Ao longo de três dias, um grupo multidisciplinar de especialistas tem trabalhado na elaboração de um plano estratégico e técnico-científico, centrado na regeneração urbana da cidade de Lisboa e na mitigação dos efeitos extremos do calor em zonas urbanas densamente construídas. A proposta será apresentada esta sexta-feira, dia 11, às 14h30, no Hub Criativo do Beato, e será entregue à Câmara Municipal de Lisboa como contributo para o reforço das políticas públicas em curso.
Diogo Lopes Teixeira, cofundador do gabinete hori-zonte, afirma que o contributo técnico-científico será entregue à Câmara Municipal de Lisboa, numa perspetiva de integração e continuidade com as políticas urbanas já em curso.
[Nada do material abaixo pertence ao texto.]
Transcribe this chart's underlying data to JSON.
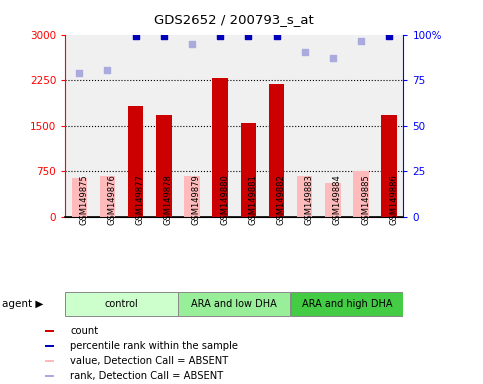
{
  "title": "GDS2652 / 200793_s_at",
  "samples": [
    "GSM149875",
    "GSM149876",
    "GSM149877",
    "GSM149878",
    "GSM149879",
    "GSM149880",
    "GSM149881",
    "GSM149882",
    "GSM149883",
    "GSM149884",
    "GSM149885",
    "GSM149886"
  ],
  "groups": [
    {
      "label": "control",
      "color": "#ccffcc",
      "start": 0,
      "end": 4
    },
    {
      "label": "ARA and low DHA",
      "color": "#99ee99",
      "start": 4,
      "end": 8
    },
    {
      "label": "ARA and high DHA",
      "color": "#44cc44",
      "start": 8,
      "end": 12
    }
  ],
  "red_bars": [
    null,
    null,
    1820,
    1680,
    null,
    2280,
    1540,
    2190,
    null,
    null,
    null,
    1670
  ],
  "pink_bars": [
    640,
    670,
    null,
    null,
    680,
    null,
    null,
    null,
    670,
    560,
    760,
    null
  ],
  "blue_squares": [
    null,
    null,
    2970,
    2970,
    null,
    2970,
    2970,
    2970,
    null,
    null,
    null,
    2970
  ],
  "lavender_squares": [
    2370,
    2410,
    null,
    null,
    2840,
    null,
    null,
    null,
    2720,
    2620,
    2890,
    null
  ],
  "ylim_left": [
    0,
    3000
  ],
  "ylim_right": [
    0,
    100
  ],
  "yticks_left": [
    0,
    750,
    1500,
    2250,
    3000
  ],
  "yticks_right": [
    0,
    25,
    50,
    75,
    100
  ],
  "background_color": "#ffffff",
  "plot_bg_color": "#f0f0f0",
  "red_bar_color": "#cc0000",
  "pink_bar_color": "#ffbbbb",
  "blue_sq_color": "#0000bb",
  "lavender_sq_color": "#aaaadd",
  "label_bg_color": "#cccccc",
  "legend_items": [
    {
      "color": "#cc0000",
      "label": "count"
    },
    {
      "color": "#0000bb",
      "label": "percentile rank within the sample"
    },
    {
      "color": "#ffbbbb",
      "label": "value, Detection Call = ABSENT"
    },
    {
      "color": "#aaaadd",
      "label": "rank, Detection Call = ABSENT"
    }
  ]
}
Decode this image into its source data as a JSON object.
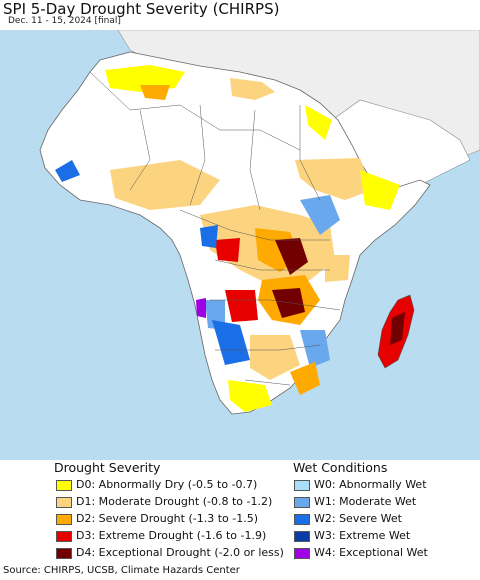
{
  "header": {
    "title": "SPI 5-Day Drought Severity (CHIRPS)",
    "subtitle": "Dec. 11 - 15, 2024 [final]"
  },
  "map": {
    "region": "Africa and Arabian Peninsula",
    "ocean_color": "#b9dcf0",
    "land_color": "#ffffff",
    "outside_region_color": "#eeeeee"
  },
  "legend": {
    "drought_heading": "Drought Severity",
    "wet_heading": "Wet Conditions",
    "drought_items": [
      {
        "code": "D0",
        "label": "D0: Abnormally Dry (-0.5 to -0.7)",
        "color": "#ffff00"
      },
      {
        "code": "D1",
        "label": "D1: Moderate Drought (-0.8 to -1.2)",
        "color": "#fcd37f"
      },
      {
        "code": "D2",
        "label": "D2: Severe Drought (-1.3 to -1.5)",
        "color": "#ffaa00"
      },
      {
        "code": "D3",
        "label": "D3: Extreme Drought (-1.6 to -1.9)",
        "color": "#e60000"
      },
      {
        "code": "D4",
        "label": "D4: Exceptional Drought (-2.0 or less)",
        "color": "#730000"
      }
    ],
    "wet_items": [
      {
        "code": "W0",
        "label": "W0: Abnormally Wet",
        "color": "#aaddfa"
      },
      {
        "code": "W1",
        "label": "W1: Moderate Wet",
        "color": "#6aa8ee"
      },
      {
        "code": "W2",
        "label": "W2: Severe Wet",
        "color": "#1a6ee6"
      },
      {
        "code": "W3",
        "label": "W3: Extreme Wet",
        "color": "#0a3ca8"
      },
      {
        "code": "W4",
        "label": "W4: Exceptional Wet",
        "color": "#a000e6"
      }
    ]
  },
  "footer": {
    "source": "Source: CHIRPS, UCSB, Climate Hazards Center"
  }
}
Sublinha ainda que Lisboa já vive as consequências do aumento das temperaturas e defende que é necessário pensar o território como um sistema vivo e adaptável.
Para o arquiteto, especialista em sustentabilidade, a proposta em curso representa um mapa para uma transformação concreta, que queremos útil para as políticas públicas em curso.
O workshop reúne nomes como Filipe Duarte Santos, presidente do Conselho Nacional do Ambiente e do Desenvolvimento Sustentável; os arquitetos Manuel Aires Mateus e Inês Lobo; o engenheiro Vasco Appleton (A2P Engenharia); o urbanista Daniel Casas Valle, autor da obra The Future Design of Streets; o arquiteto e investigador Adrian Krężlik (Dosta Tec); a arquiteta paisagista Catarina Viana (Topiaris); a especialista em sustentabilidade Vanessa Tavares (Built CoLab); o arquiteto paisagista Paulo Palha (Neoturf e EFB – European Federation of Green Roof and Green Wall Associations); e a especialista em saúde pública Teresa Leão, da Faculdade de Medicina da Universidade do Porto.
O próprio Diogo Lopes Teixeira participa enquanto coordenador e arquiteto, acompanhado de João Castelo-Branco, também membro do gabinete. A arquitetura Ana Neiva, professora e investigadora na Faculdade de Arquitetura da Universidade do Porto, assume o papel de moderadora e relatora da sessão. A iniciativa conta com o patrocínio da Egger.

Lisboa apresenta atualmente um mapa térmico urbano desigual, com zonas altamente expostas ao calor durante os meses de verão, o que acentua riscos para a saúde pública, qualidade de vida e vulnerabilidades sociais. A proposta pretende traduzir conhecimento técnico em soluções concretas e aplicáveis a curto e médio prazo, promovendo a adaptação da cidade aos cenários climáticos futuros.
O horizonte da neutralidade carbónica até 2030, objetivo partilhado por 100 cidades europeias, exige transformações substanciais. Outras cidades como Paris já aplicam estratégias urbanas de desasfaltamento, arborização urbana e criação de zonas de sombreamento natural, que servem de referência para o caso lisboeta.
Segundo Diogo Lopes Teixeira, estamos a repensar o modo como desenhamos e habitamos as cidades. Refere que este projeto faz parte do compromisso contínuo do hori-zonte com soluções arquitetónicas regenerativas e com o equilíbrio ecológico e social.
O workshop decorre num ambiente descrito como imersivo, cruzando perspetivas e experiências. Diogo Lopes Teixeira acrescenta que se espera que daqui surjam ideias relevantes e transformadoras, consubstanciadas numa proposta global que pode ajudar o município lisboeta.
O gabinete hori-zonte, fundado em 2021 no Porto por Diogo Teixeira, Frederico Roeber, João Castelo Branco e André Sanches Pinto, tem-se destacado por uma prática centrada na sustentabilidade, na regeneração urbana e na inovação técnica, com vários prémios nacionais e internacionais, incluindo duas nomeações para o “Europe 40 Under 40” e lugar entre os finalistas portugueses dos Prémios Building of the Year 2025 da ArchDaily.
Além da prática arquitetónica, o coletivo desenvolve um Departamento de Investigação, com o objetivo de promover colaborações entre arquitetura, indústria, meio académico e agentes públicos, num trabalho que alia rigor técnico, tecnologias digitais e abordagens bioclimáticas.